SaskPower is the owner of the CCS integrated project at Boundary Dam Power Station and also the home of the IEA GHG Weyburn-Midale CO2 Monitoring and Storage Project. The associated Aquistore Project, managed by the Petroleum Technology Research Centre (PTRC), which will take captured and compressed CO2 and transport it by pipeline to a site where it will be injected in a deep saline formation.
SaskPower is also owner of the Shand Carbon Capture Test Facility (CCTF) which provides technology developers with an opportunity to test new and emerging carbon capture systems.
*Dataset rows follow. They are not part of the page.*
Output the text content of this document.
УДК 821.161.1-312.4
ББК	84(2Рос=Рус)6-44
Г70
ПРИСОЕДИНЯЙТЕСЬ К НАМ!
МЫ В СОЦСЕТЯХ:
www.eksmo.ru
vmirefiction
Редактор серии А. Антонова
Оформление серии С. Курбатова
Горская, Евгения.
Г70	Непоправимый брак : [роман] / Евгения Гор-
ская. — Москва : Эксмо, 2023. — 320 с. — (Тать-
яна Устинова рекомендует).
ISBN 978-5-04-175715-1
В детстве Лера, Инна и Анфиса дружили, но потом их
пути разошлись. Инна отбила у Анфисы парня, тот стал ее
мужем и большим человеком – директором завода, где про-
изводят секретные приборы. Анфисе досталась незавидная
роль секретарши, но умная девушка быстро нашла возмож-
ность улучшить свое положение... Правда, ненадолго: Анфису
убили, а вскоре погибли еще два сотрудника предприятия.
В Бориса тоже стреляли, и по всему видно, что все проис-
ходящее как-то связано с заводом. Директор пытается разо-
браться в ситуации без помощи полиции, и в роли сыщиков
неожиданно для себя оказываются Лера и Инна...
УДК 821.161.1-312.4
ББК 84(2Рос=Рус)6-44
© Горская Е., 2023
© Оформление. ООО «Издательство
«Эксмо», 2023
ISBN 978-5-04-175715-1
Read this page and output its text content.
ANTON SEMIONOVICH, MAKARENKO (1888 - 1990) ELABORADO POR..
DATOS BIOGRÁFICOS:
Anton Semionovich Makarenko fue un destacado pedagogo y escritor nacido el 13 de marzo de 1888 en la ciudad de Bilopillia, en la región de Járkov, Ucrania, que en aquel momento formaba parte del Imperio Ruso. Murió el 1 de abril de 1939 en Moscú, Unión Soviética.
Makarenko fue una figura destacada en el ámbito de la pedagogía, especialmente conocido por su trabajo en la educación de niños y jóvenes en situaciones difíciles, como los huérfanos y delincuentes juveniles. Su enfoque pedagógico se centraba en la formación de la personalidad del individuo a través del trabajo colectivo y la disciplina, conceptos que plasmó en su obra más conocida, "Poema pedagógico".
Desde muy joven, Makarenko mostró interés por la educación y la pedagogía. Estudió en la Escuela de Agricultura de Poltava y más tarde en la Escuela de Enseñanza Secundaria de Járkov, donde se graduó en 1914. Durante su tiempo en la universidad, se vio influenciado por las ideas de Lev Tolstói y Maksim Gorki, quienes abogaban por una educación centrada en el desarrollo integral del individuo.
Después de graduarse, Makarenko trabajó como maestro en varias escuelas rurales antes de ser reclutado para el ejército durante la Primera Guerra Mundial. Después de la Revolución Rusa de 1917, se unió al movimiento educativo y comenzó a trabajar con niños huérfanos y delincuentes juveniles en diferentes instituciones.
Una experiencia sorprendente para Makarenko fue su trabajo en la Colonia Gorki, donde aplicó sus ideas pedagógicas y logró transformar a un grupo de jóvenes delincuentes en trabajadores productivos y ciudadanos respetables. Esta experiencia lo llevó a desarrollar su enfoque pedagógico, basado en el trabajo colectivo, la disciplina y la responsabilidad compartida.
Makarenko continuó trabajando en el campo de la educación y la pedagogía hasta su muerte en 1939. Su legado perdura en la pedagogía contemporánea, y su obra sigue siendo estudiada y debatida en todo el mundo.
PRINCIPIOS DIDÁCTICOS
Developed in collaboration with Hitachi, Ltd., construction is scheduled for completion mid-2014.
A three-year MoU has also been signed (May 2013), between SaskPower and the UKCCSRC to facilitate research and related opportunities aimed at improving costs and performance of CCS. Independent researchers involved in the Weyburn project include BGS and Bristol University.
The Institute for Sustainable Energy, Environment and Economy (ISEEE) developed the concept and business plan for and then led the creation of Carbon Management Canada (CMC), located at the University of Calgary. ISEEE's program to date has supported nearly 50 completed or ongoing research projects in four strategic areas: carbon capture; secure carbon storage; technical, socio-economic and policy analysis; and knowledge transfer, communications and outreach.